Non era un cane di passaggio. Con il tempo era diventato una presenza riconosciuta da medici, infermieri e personale dell’ospedale. Lo vedevano ogni giorno, spesso negli stessi punti, con quell’andatura discreta di chi conosce bene un posto e sembra averne fatto la propria casa.

Coco, il cane dell’ospedale di Mercato San Severino

La sua storia era cominciata con un’assenza. Dopo la scomparsa del proprietario, avvenuta circa dieci anni fa, Coco aveva scelto di restare nell’ospedale. Non si era lasciato portare lontano da quel luogo, né aveva smesso di tornare nei corridoi dove aveva trascorso l’ultimo tratto accanto al suo umano.

Per molti, quella presenza silenziosa era diventata parte della quotidianità del Gaetano Fucito. Il personale sanitario si prendeva cura di lui, offrendogli attenzioni e affetto. Coco ricambiava con una fedeltà quieta, fatta di abitudini, soste e ritorni sempre uguali.

Spesso veniva visto davanti a una porta chiusa, quella dietro cui aveva salutato per l’ultima volta il suo proprietario. Un gesto ripetuto negli anni, che aveva reso ancora più forte il significato della sua permanenza in ospedale.

Una presenza familiare per medici e infermieri

Con il passare del tempo Coco non era più soltanto il cane rimasto dopo una perdita. Era diventato un simbolo riconoscibile per chi lavorava e passava dall’ospedale di Mercato San Severino. La sua presenza raccontava senza parole un legame rimasto intatto, nonostante gli anni e l’assenza.

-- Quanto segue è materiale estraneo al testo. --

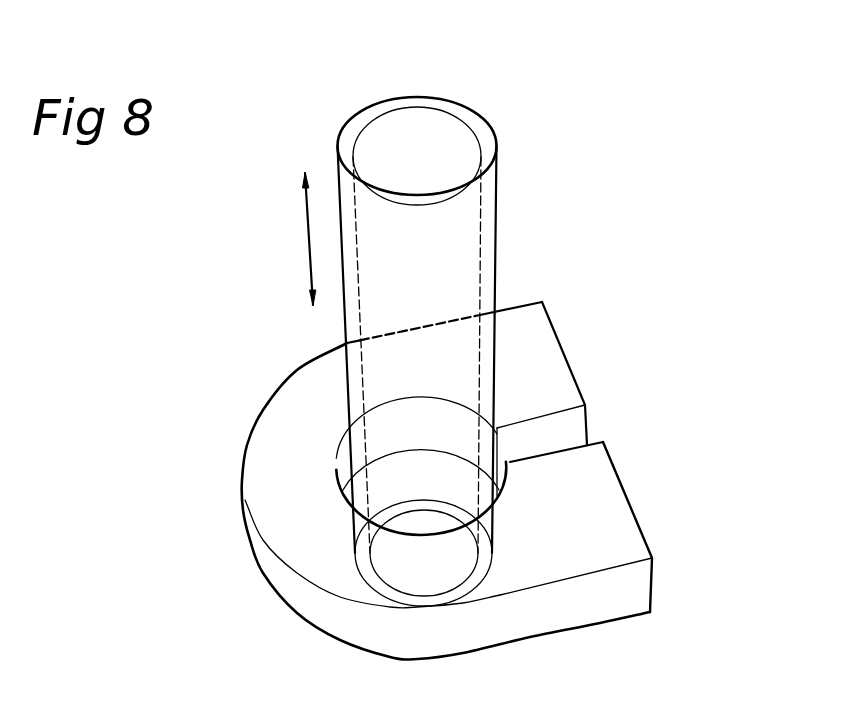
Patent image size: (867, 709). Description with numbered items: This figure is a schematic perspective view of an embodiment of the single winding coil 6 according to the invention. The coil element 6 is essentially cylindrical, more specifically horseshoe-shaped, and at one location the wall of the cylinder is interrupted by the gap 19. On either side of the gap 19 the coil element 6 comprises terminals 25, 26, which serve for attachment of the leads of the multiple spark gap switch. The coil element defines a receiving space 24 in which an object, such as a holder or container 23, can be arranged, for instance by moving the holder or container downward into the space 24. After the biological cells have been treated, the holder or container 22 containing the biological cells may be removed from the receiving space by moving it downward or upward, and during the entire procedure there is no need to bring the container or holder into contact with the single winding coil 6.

The single winding coil 6 is at (282, 480).
The gap 19 is at (565, 437).
The holder or container 22 is at (475, 222).
The holder or container 23 is at (423, 157).
The receiving space 24 is at (345, 460).
The terminal 25 is at (603, 517).
The terminal 26 is at (542, 357).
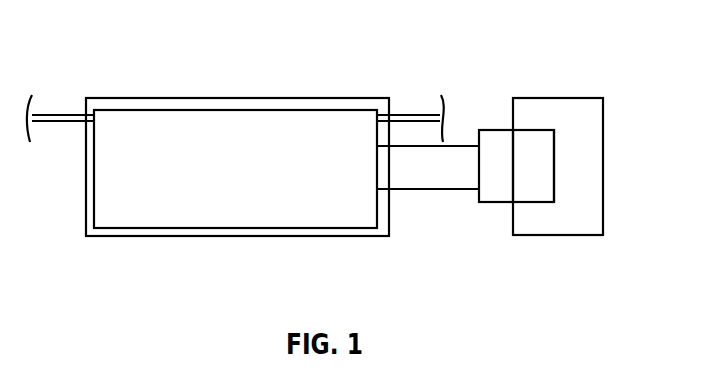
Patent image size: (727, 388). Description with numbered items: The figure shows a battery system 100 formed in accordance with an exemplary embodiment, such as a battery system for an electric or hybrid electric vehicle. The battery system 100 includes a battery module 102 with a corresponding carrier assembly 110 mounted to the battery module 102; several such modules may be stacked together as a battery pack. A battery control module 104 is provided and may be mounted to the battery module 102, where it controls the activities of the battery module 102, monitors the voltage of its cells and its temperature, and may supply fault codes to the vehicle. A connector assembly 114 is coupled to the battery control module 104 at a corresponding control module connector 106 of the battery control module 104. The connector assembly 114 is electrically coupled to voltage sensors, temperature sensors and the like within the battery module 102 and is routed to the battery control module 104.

The battery system 100 is at (341, 54).
The battery module 102 is at (267, 208).
The battery control module 104 is at (583, 235).
The control module connector 106 is at (540, 202).
The carrier assembly 110 is at (164, 96).
The connector assembly 114 is at (499, 202).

Aveva 13 anni e gran parte della sua vita l’aveva trascorsa proprio lì, nel presidio sanitario che per lui era diventato casa. Dieci anni vissuti tra corridoi, ingressi e spazi familiari, accanto a persone che avevano imparato a conoscerlo e a volergli bene.

La sua morte lascia un vuoto in chi ogni giorno era abituato a incontrarlo. Non solo per l’affetto verso un animale, ma per ciò che Coco rappresentava: una forma di fedeltà semplice, ostinata, rimasta legata a un luogo e a una persona anche dopo l’ultimo saluto.

A Mercato San Severino, il ricordo di Coco resterà legato all’ospedale Gaetano Fucito e a quella storia silenziosa che per anni ha accompagnato la vita del presidio.